TangerangNews.com

PSEL Jadi Magnet Investor, PLN Jamin Pembelian Listrik hingga 30 Tahun

Fahrul Dwi Putra | Kamis, 23 Juli 2026 | 21:50 | Dibaca : 40


Sesi seremoni pembuangan sampah pada tempatnya dalam acara 'Waste to Energy' yang dilakukan secara simbolis Kamis, 16 Julu 2026. (@TangerangNews / Istimewa)


TANGERANGNEWS.com- Proyek Pengolahan Sampah menjadi Energi Listrik (PSEL) semakin menarik perhatian investor dari dalam maupun luar negeri. 

Minat tersebut didorong oleh adanya kerja sama pembelian listrik dengan PT PLN (Persero) melalui skema Power Purchase Agreement (PPA) yang berlaku hingga 30 tahun.

Pemerintah pun terus mempercepat pengembangan proyek ini dengan memangkas berbagai regulasi yang dinilai menghambat investasi. 

Menteri Koordinator Bidang Pangan Zulkifli Hasan mengatakan, penyederhanaan aturan dilakukan agar pembangunan PSEL bisa berjalan lebih cepat sekaligus memberikan kepastian bagi para pelaku usaha.

"Dari ratusan tinggal tiga aturan. Kalau ada hambatan, saya tinggal undang. Kalau masih tidak bisa saya atasi, saya lapor. Presiden yang memimpin," ujar Zulkifli dalam acara Waste to Energy Talks 2026 di Jakarta, Kamis, 16 Juli 2026.

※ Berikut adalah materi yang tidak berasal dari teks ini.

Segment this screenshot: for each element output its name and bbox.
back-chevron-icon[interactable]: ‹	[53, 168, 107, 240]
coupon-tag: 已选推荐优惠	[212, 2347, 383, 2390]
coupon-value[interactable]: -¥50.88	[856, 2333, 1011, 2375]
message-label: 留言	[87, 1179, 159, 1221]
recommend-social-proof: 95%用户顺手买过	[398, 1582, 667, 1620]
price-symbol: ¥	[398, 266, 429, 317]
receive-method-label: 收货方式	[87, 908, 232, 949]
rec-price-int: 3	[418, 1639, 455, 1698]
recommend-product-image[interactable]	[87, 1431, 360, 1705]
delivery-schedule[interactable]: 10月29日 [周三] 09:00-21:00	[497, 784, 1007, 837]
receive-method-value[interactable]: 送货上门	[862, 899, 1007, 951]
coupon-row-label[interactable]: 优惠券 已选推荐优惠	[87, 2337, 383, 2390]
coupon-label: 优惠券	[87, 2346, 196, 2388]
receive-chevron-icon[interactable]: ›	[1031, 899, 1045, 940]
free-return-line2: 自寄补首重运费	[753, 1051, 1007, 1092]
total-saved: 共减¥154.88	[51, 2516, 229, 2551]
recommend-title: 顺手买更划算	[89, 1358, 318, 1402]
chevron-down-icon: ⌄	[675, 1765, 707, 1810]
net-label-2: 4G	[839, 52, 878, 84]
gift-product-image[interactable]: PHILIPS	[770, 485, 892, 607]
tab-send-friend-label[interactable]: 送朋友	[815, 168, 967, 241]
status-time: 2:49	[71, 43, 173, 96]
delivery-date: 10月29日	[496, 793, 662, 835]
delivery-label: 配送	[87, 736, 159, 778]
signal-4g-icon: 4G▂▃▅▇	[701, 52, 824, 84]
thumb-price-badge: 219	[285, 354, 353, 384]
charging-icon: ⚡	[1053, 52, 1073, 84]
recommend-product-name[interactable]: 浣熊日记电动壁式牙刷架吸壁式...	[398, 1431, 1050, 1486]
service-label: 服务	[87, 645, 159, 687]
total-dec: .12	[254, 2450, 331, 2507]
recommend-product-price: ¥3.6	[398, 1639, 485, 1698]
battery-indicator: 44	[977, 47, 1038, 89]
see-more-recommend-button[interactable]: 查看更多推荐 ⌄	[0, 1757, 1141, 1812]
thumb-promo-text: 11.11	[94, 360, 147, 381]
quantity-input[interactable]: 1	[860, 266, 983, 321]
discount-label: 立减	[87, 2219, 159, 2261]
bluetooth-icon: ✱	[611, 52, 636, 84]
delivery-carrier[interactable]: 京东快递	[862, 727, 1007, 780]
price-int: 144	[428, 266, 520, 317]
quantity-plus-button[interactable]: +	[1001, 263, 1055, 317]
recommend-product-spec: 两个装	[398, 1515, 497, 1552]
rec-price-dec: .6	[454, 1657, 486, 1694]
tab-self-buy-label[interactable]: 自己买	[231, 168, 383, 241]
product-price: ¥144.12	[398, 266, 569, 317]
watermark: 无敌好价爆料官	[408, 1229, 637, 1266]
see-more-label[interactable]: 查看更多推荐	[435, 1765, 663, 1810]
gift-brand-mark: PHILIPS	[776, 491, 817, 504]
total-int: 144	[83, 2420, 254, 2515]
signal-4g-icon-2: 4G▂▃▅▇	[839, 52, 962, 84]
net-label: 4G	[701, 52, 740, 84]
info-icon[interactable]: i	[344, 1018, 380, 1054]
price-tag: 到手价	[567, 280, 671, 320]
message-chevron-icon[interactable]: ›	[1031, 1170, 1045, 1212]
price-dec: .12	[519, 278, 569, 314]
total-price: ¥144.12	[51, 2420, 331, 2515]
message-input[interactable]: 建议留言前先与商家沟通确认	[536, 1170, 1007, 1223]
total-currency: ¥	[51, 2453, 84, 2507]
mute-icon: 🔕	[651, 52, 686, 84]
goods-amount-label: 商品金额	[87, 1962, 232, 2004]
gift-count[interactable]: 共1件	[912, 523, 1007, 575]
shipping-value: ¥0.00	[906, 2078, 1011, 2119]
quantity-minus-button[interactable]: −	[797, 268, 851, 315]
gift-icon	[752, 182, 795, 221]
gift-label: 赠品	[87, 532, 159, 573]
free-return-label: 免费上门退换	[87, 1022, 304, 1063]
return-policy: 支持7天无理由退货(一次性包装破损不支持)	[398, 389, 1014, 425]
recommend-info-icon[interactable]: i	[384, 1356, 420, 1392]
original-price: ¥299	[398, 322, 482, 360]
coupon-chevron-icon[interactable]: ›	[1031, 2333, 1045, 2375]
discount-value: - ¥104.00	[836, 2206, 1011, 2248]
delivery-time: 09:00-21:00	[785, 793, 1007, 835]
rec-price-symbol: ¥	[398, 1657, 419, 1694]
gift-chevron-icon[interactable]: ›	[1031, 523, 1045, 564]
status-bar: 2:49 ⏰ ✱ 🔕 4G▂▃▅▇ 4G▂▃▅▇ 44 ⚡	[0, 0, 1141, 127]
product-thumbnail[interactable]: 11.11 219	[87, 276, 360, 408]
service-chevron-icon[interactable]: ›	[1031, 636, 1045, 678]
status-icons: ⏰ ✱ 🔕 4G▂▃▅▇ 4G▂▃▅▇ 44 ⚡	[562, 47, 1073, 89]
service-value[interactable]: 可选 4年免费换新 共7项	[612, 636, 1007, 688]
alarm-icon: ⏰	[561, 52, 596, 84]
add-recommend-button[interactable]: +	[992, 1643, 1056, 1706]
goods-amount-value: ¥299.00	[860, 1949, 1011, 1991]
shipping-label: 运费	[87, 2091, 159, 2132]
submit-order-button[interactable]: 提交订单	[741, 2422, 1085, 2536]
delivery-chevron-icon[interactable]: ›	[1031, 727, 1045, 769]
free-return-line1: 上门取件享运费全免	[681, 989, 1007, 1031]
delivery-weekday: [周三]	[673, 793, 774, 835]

Selain menjadi solusi pengelolaan sampah, proyek PSEL juga dinilai memiliki nilai ekonomi yang besar melalui perdagangan karbon. 

Menteri Lingkungan Hidup Jumhur Hidayat menjelaskan, daerah yang berhasil menekan emisi gas rumah kaca dari sektor limbah dapat memperoleh sertifikat pengurangan emisi untuk diperdagangkan di pasar karbon.

"Begitu Bapak mengurangi emisi 20 juta ton, ya mungkin Rp100 miliar - Rp150 miliar bisa dapat karena dijual di pasar karbon. Saya telah berhasil mengurangi emisi sekian juta atau sekian giga ton ekuivalen CO2, maka dijual ke pasar karbon. Nanti, dari KLHK akan dapat Sertifikat Pengurangan Emisi Indonesia dan itu dijual di pasar karbon," kata Jumhur.

Chief Investment Officer BPI Danantara Pandu Sjahrir menambahkan, banyak lembaga keuangan dan investor global yang berminat berinvestasi karena skala proyek PSEL di Indonesia menjadi salah satu yang terbesar di dunia.

"Alhamdulillah banyak sekali interest baik dari luar negeri dan juga dari dalam negeri, dan ini malah banyak juga nonbank himbara yang ingin masuk. Artinya kan semua partisipan semangat masuk ke proyek ini. Jadi, proyek ini secara akumulatif memang proyek waste to energy terbesar di dunia, makanya untuk orang yang berpartisipasi investment semua berlomba-lomba untuk hadir ke sini," ujar Pandu.

Di sisi lain, PLN memastikan siap menjadi pembeli listrik yang dihasilkan dari proyek-proyek PSEL tersebut. 

Direktur Manajemen Proyek dan Energi Baru Terbarukan PLN Suroso Isnandar mengatakan, komitmen pembelian listrik jangka panjang akan memberikan rasa aman bagi para investor.

"Para mitra tidak perlu khawatir, komitmen jangka panjang PLN sudah teruji di berbagai sektor pembangkit lainnya yang bahkan memiliki Power Purchase Agreement (PPA) lebih dari 30 tahun. Jaminan ini akan terjaga dengan sangat baik," tegas Suroso.

Menurutnya, pengembangan PSEL tidak hanya membantu mengurangi persoalan sampah di berbagai daerah, tetapi juga memperkuat bauran energi baru terbarukan yang dibutuhkan PLN untuk mencapai target Net Zero Emissions (NZE) pada 2060.

"PSEL menambah portofolio sumber energi kami sekaligus mengatasi darurat sampah. Karena itu, jika perlu program ini diterapkan di semua kota di Indonesia, PLN sangat siap," pungkasnya.